ABDÜRRAHMÂN BİN MUHAMMED ES-SEKKÂF

İslâm âlimlerinden ve evliyânın büyüklerinden. İsmi, Abdürrahmân bin Muhammed es-Sekkâf’dır. Mısır’da Izz isimli bir beldede yaşardı. Doğum târihi tesbit edilemiyen Abdürrahmân es-Sekkâf, 819 (m. 1416) senesinde Terîm’de vefât etti. Zenbel kabristanında defn olundu. Kabri orada tanınmakta ve ziyâret edilmektedir.

Zamanında bulunan büyük âlimlerin sohbetlerinde bulunarak yetişti. Abdürrahîm bin Ali el-Hatib’in hocasıdır. Zâhirî ve bâtınî ilimlerde derecesi çok yüksek olan Abdürrahmân es-Sekkâfın, bulunduğu beldedeki âlim ve evliyânın İmâmı, önderi, en yükseği olduğuna dâir âlimlerin söz birliği vardı. Kerâmetler, faziletler sahibi bir zât idi.

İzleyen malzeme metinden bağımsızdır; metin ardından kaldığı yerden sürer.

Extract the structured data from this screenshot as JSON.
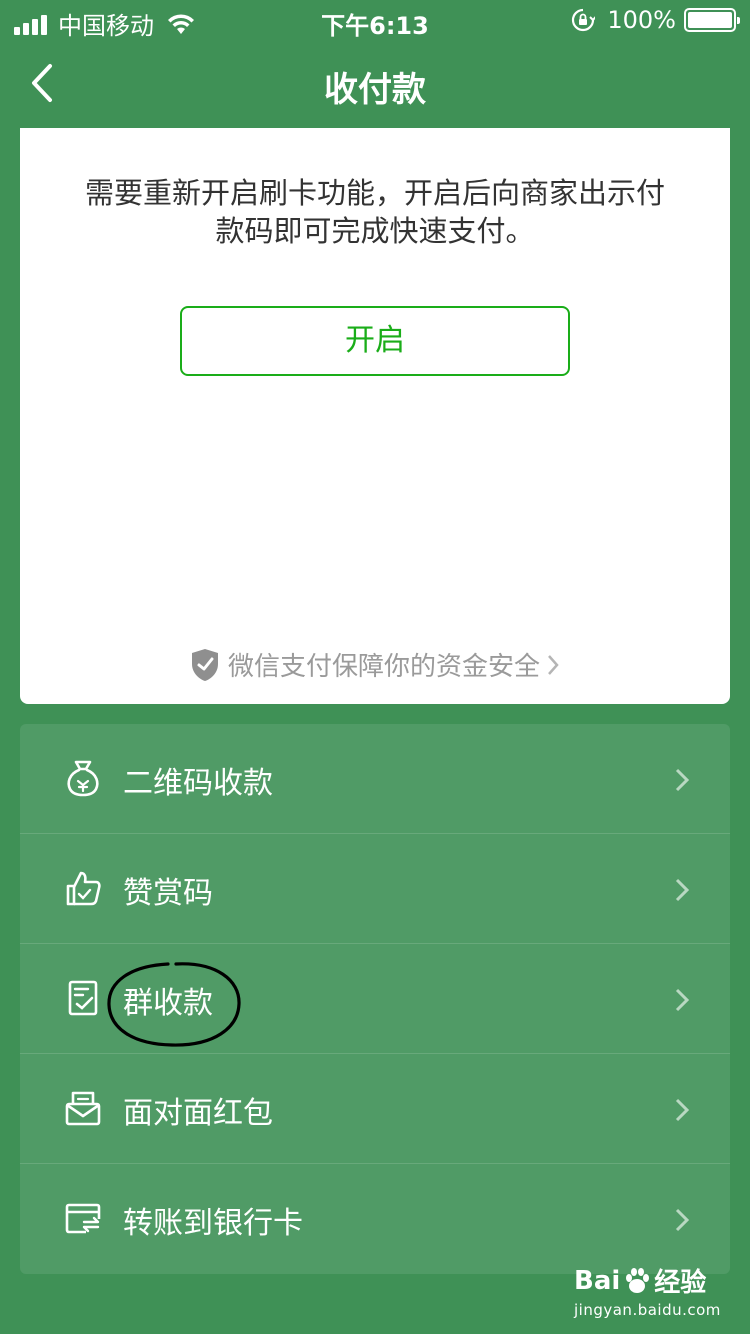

Kerâmetlerinden biri şudur: Görünüş i’tibâri ile, her sene hac mevsiminde memleketinde bulunurdu. Fakat hacca gidenler onu, Hicaz’da hac vazîfesini yaparken görürlerdi. Kendisine bu durumdan suâl edildiğinde; “İşte gördüğünüz gibi, zâhiren buradan ayrılmadım” diyerek bu kerâmetini setreder, gizlerdi. Yine Abdürrahmân es-Sekkâf, Allahü teâlânın evliyâ kullarına ihsân ettiği bir hâl ile, bir ânda başka başka yerlerde, başka başka hâllerde görülürdü.

Talebesi Abdurrahmân diyor ki: “Hocamdan arzu ettiğim, yapması için kalbimden geçirdiğim herşeyi, hocam en güzel şekilde yaptı, yerine getirdi. Allahü teâlânın ona ihsân ettiği basiret gözü ile kalbimizden geçenleri anlıyordu.”

Yaptığı duâlar kabûl olunurdu.

Bunun misâlleri çoktur. Bir defasında, yanına ba’zı fâsık (açıkça günah işleyen) kimseler gelmişlerdi. Kendisinden duâ istediler. O da bunlara, sâlih ameller işlemek nasîb olması için duâ etti. O fâsık kimseler tövbe edip, sâlih ameller işlemeye başladılar ve tövbelerini bozmadılar.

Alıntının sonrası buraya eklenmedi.